After reading much more JAFF, I started asking questions myself. And, I began enjoying Pride and Prejudice variations told from Darcy’s point of view, or mixing his with Elizabeth’s, which of course strays from Jane Austen’s style. I watched, again and again, the 1995 BBC Pride and Prejudice mini-series. Suddenly my vague musings had voices. In returning to the original novel, I found two things wanting: more details of the official engagement (yes, Aunt Philips annoyed them…but what else?), and a satisfactory answer to why Darcy visited Lambton on that fateful morning. I started a long story—probably novel length, the words have not been counted—Longbourn to London, detailing the courtship of Elizabeth and Darcy, from about five days after the accepted proposal to the end of their first week of married life, spent at their London home. Knowing the stars of the 1995 mini-series shared a brief affair during the filming inspired (fueled) portions of the book. It is for adult readers, and is posted in its entirety in the stories forum at the Meryton Literary Society’s “A Happy Assembly” website.
Early in “L to L” as I call it, Elizabeth asks Darcy the question I wanted Jane Austen to answer: why did Darcy go to Lambton when he knew he would see Elizabeth in the evening? As the Darcy in my story spoke, another Darcy asked, “What-if?” What if, when Darcy got to Lambton, Elizabeth was indeed reading a letter from Jane, full of happy, if trifling, news? There we start The Red Chrysanthemum. Elizabeth and the Gardiners stay their full ten days in Lambton. The dinner at Pemberley takes place; Elizabeth gets the chance to speak to Bingley about Jane, and gets to know Georgiana. Banter over dinner blossoms into a floral conversation aided and abetted by dear Mrs. Reynolds, who plays a larger role in this telling. But the original Pride and Prejudice is the template, so the letter from Longbourn arrives at Pemberley (Why not to the inn in Lambton? That would be telling!), and Jane Austen’s original story lures us back.

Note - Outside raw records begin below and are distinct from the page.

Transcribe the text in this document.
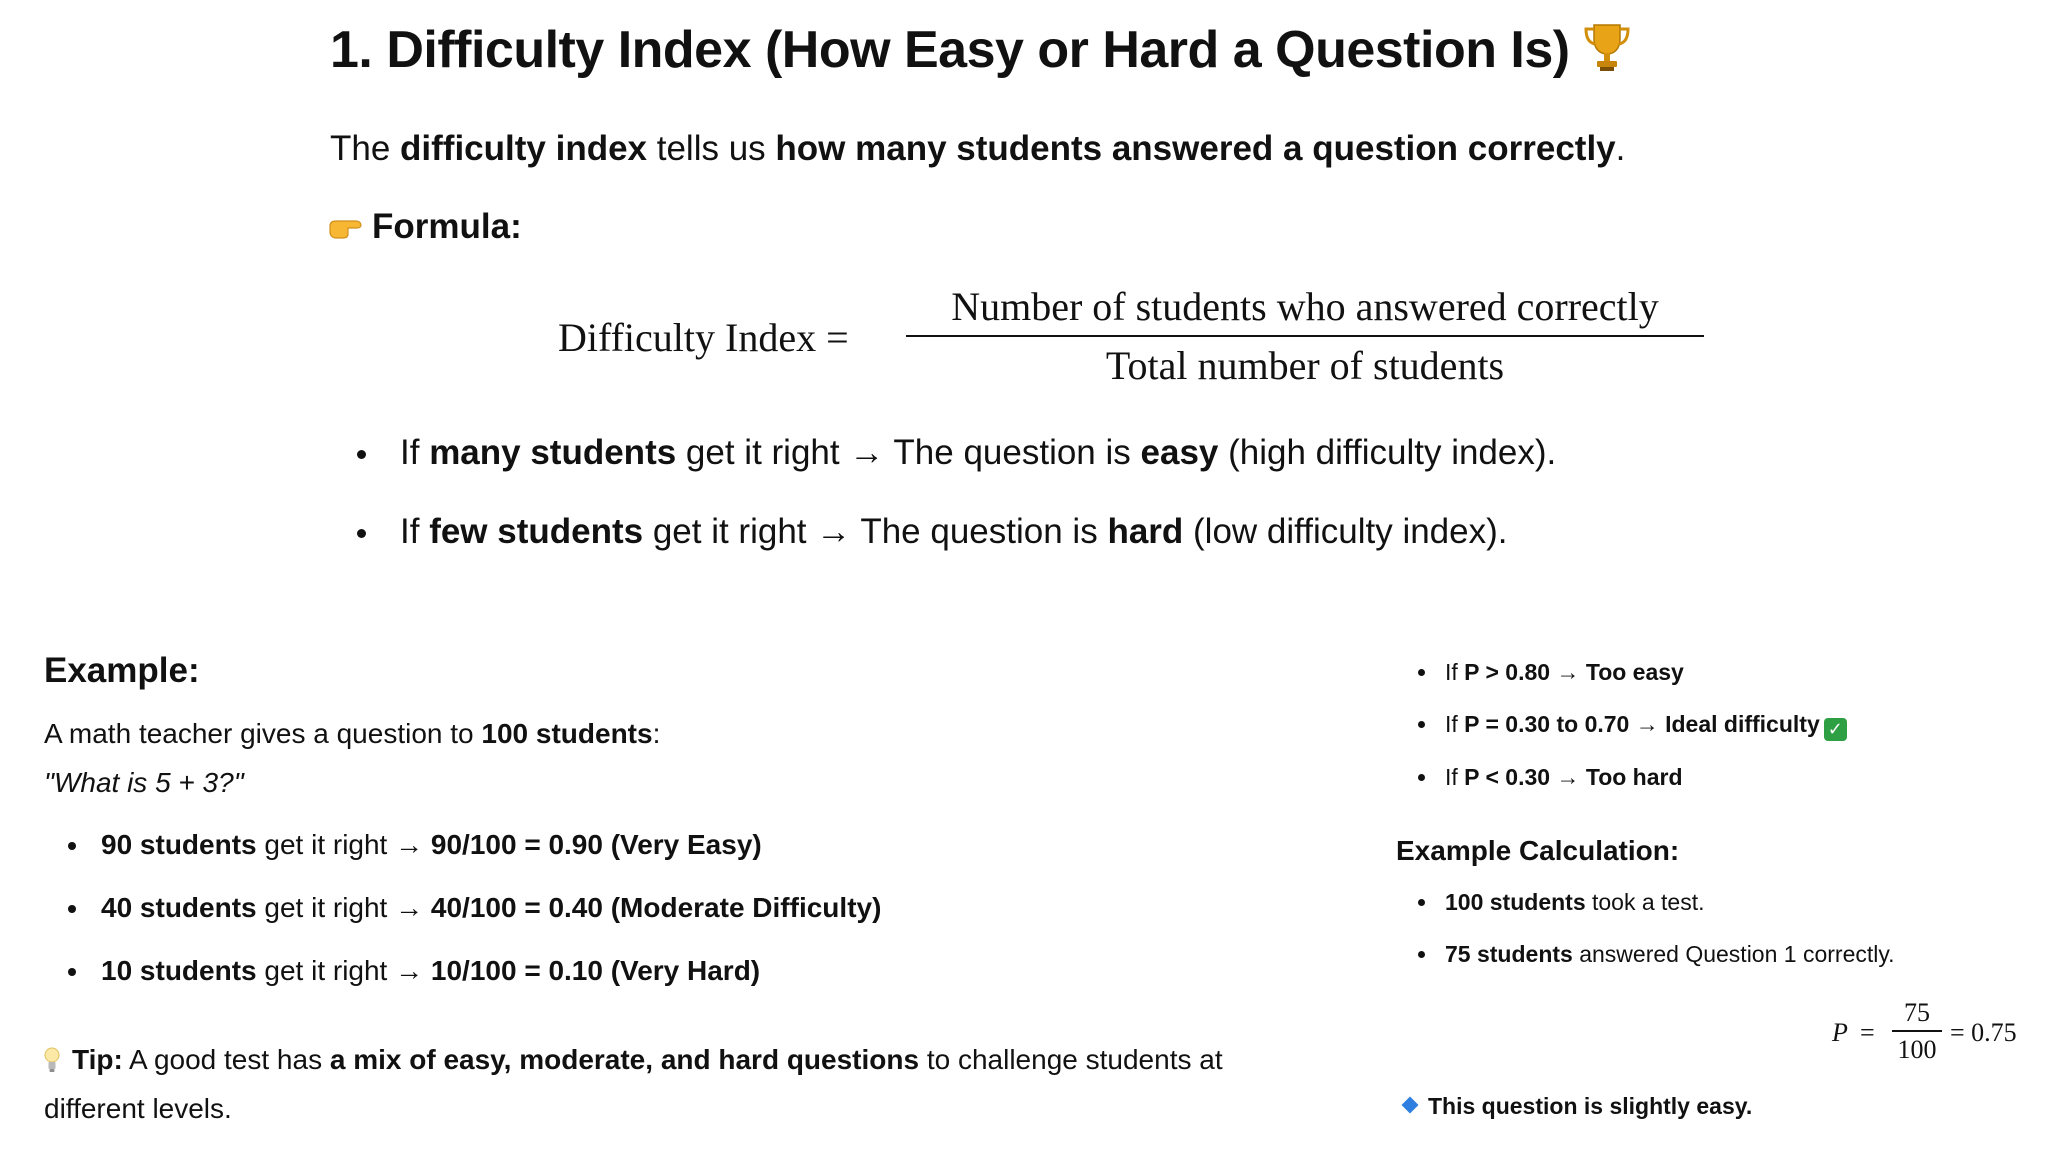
1. Difficulty Index (How Easy or Hard a Question Is)
The difficulty index tells us how many students answered a question correctly.
Formula:
Difficulty Index =
Number of students who answered correctly
Total number of students
If many students get it right → The question is easy (high difficulty index).
If few students get it right → The question is hard (low difficulty index).
Example:
A math teacher gives a question to 100 students:
"What is 5 + 3?"
90 students get it right → 90/100 = 0.90 (Very Easy)
40 students get it right → 40/100 = 0.40 (Moderate Difficulty)
10 students get it right → 10/100 = 0.10 (Very Hard)
Tip: A good test has a mix of easy, moderate, and hard questions to challenge students at different levels.
If P > 0.80 → Too easy
If P = 0.30 to 0.70 → Ideal difficulty ✓
If P < 0.30 → Too hard
Example Calculation:
100 students took a test.
75 students answered Question 1 correctly.
P =
75
100
= 0.75
This question is slightly easy.
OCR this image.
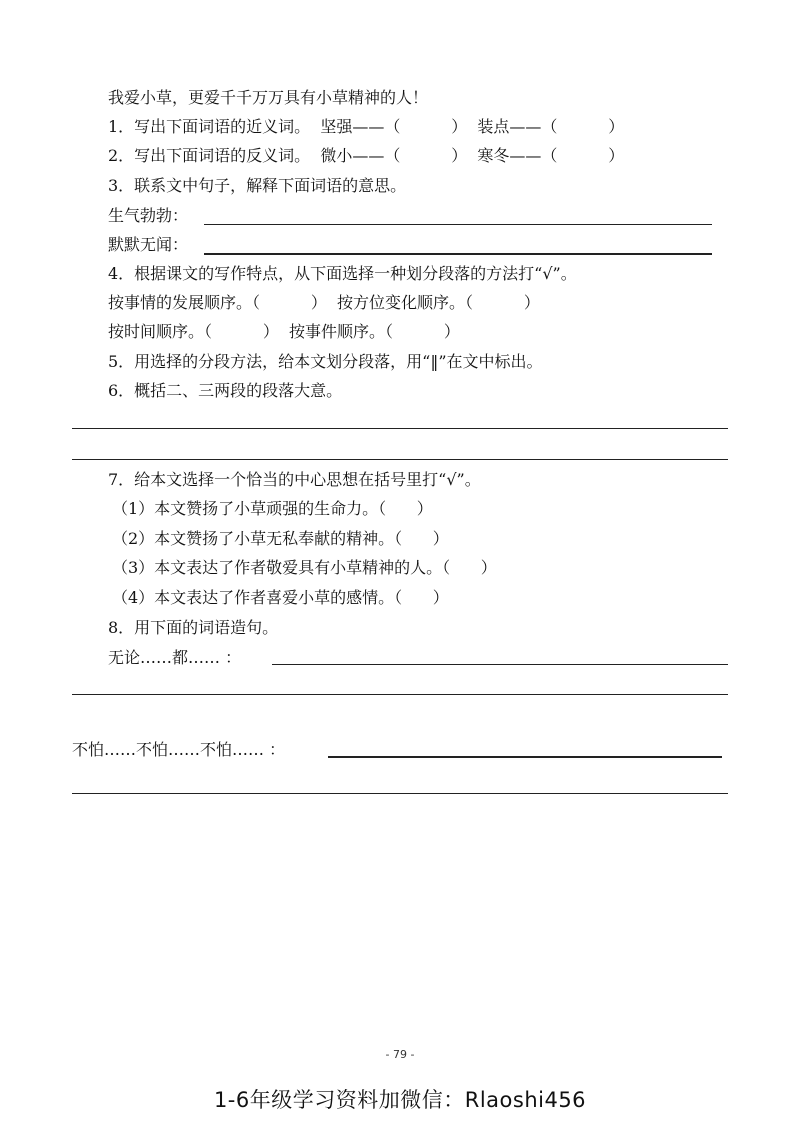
我爱小草，更爱千千万万具有小草精神的人！
1．写出下面词语的近义词。  坚强——（          ）  装点——（          ）
2．写出下面词语的反义词。  微小——（          ）  寒冬——（          ）
3．联系文中句子，解释下面词语的意思。
生气勃勃：
默默无闻：
4．根据课文的写作特点，从下面选择一种划分段落的方法打“√”。
按事情的发展顺序。（          ）  按方位变化顺序。（          ）
按时间顺序。（          ）  按事件顺序。（          ）
5．用选择的分段方法，给本文划分段落，用“‖”在文中标出。
6．概括二、三两段的段落大意。
7．给本文选择一个恰当的中心思想在括号里打“√”。
（1）本文赞扬了小草顽强的生命力。（      ）
（2）本文赞扬了小草无私奉献的精神。（      ）
（3）本文表达了作者敬爱具有小草精神的人。（      ）
（4）本文表达了作者喜爱小草的感情。（      ）
8．用下面的词语造句。
无论……都…… ：
不怕……不怕……不怕…… ：
- 79 -
1-6年级学习资料加微信：Rlaoshi456
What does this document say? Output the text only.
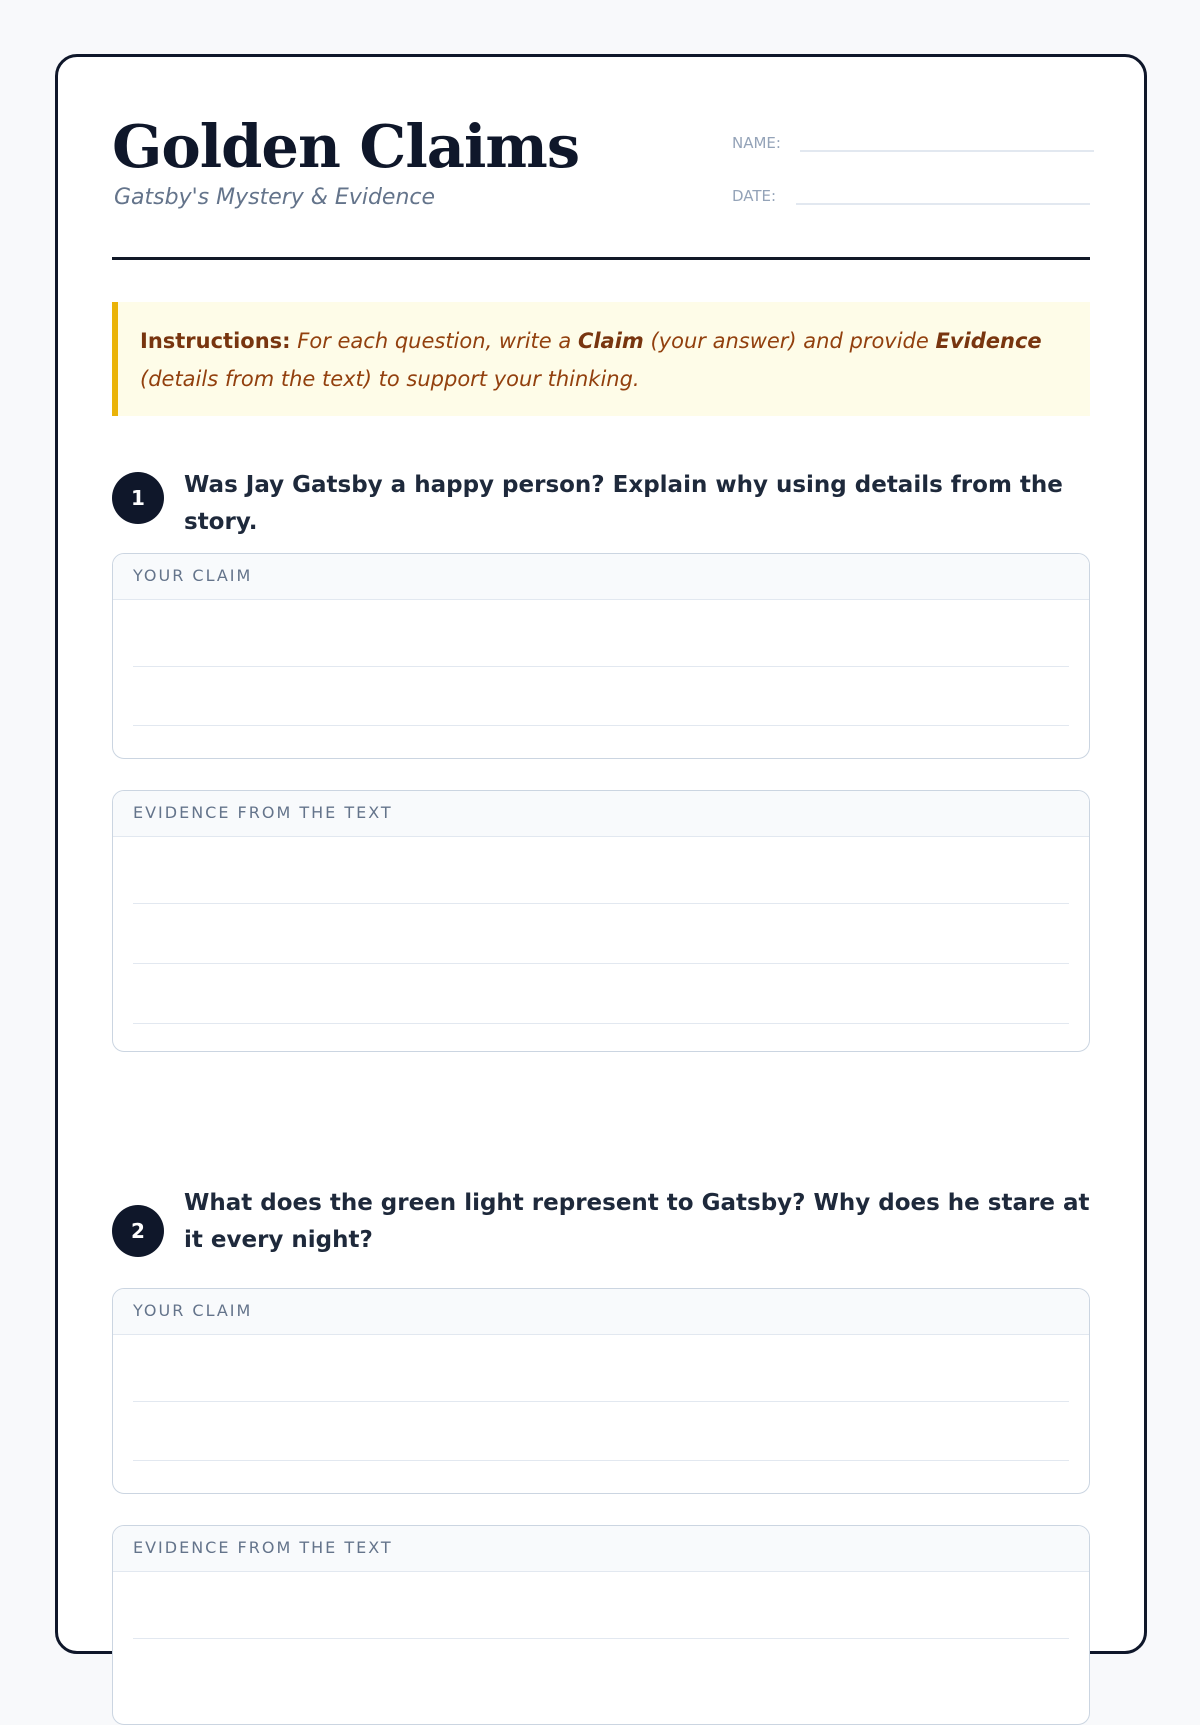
Golden Claims
Gatsby's Mystery & Evidence
NAME:
DATE:
Instructions: For each question, write a Claim (your answer) and provide Evidence (details from the text) to support your thinking.
1	Was Jay Gatsby a happy person? Explain why using details from the story.
YOUR CLAIM
EVIDENCE FROM THE TEXT
2
What does the green light represent to Gatsby? Why does he stare at it every night?
YOUR CLAIM
EVIDENCE FROM THE TEXT
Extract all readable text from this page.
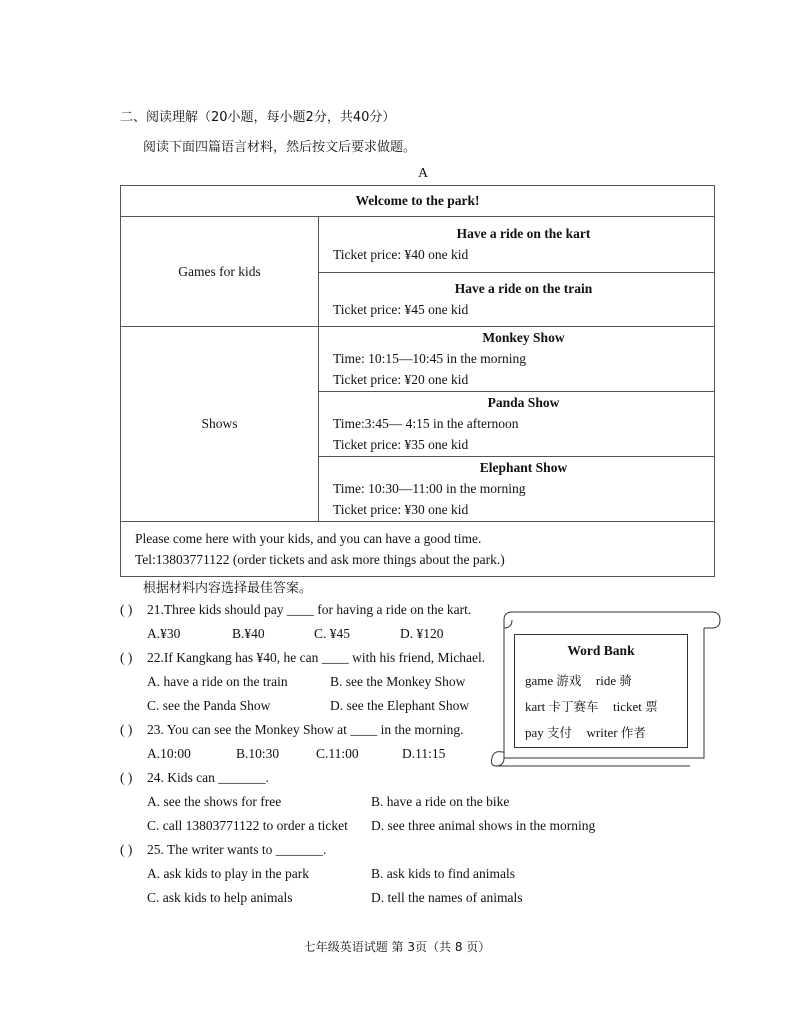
二、阅读理解（20小题，每小题2分，共40分）
阅读下面四篇语言材料，然后按文后要求做题。
A
Welcome to the park!	
Games for kids	Have a ride on the kart
Ticket price: ¥40 one kid

	Have a ride on the train
Ticket price: ¥45 one kid

Shows	Monkey Show
Time: 10:15—10:45 in the morning
Ticket price: ¥20 one kid

	Panda Show
Time:3:45— 4:15 in the afternoon
Ticket price: ¥35 one kid

	Elephant Show
Time: 10:30—11:00 in the morning
Ticket price: ¥30 one kid

Please come here with your kids, and you can have a good time.
Tel:13803771122 (order tickets and ask more things about the park.)	
根据材料内容选择最佳答案。
( ) 21.Three kids should pay ____ for having a ride on the kart.
A.¥30	B.¥40	C. ¥45	D. ¥120
( ) 22.If Kangkang has ¥40, he can ____ with his friend, Michael.
A. have a ride on the train	B. see the Monkey Show
C. see the Panda Show	D. see the Elephant Show
( ) 23. You can see the Monkey Show at ____ in the morning.
A.10:00	B.10:30	C.11:00	D.11:15
( ) 24. Kids can _______.
A. see the shows for free	B. have a ride on the bike
C. call 13803771122 to order a ticket D. see three animal shows in the morning
( ) 25. The writer wants to _______.
A. ask kids to play in the park	B. ask kids to find animals
C. ask kids to help animals	D. tell the names of animals
Word Bank
game 游戏 ride 骑
kart 卡丁赛车 ticket 票
pay 支付 writer 作者
七年级英语试题 第 3页（共 8 页）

The Red Chrysanthemum is also a story for adult readers as the details of the wedding night are what one might expect of such characters as Fitzwilliam Darcy and Elizabeth Bennet. They are love, they are in love, and for this modern reader (and author), such a profound love needs fruition.
For those who know my garden writing, but have never read Pride and Prejudice, please let me suggest, at the very least, you watch the 1995 BBC mini-series (rent it from your library, Netflix has it now, or buy it on Amazon), before reading The Red Chrysanthemum. The luminous Jennifer Ehle won a BAFTA for her perfect interpretation of Elizabeth Bennet. Colin Firth, quite famously, embodies Darcy. The screenplay by Andrew Davies is remarkable for its enthusiastic restraint. The whole of it may embolden you to read Jane Austen’s original. I hope so.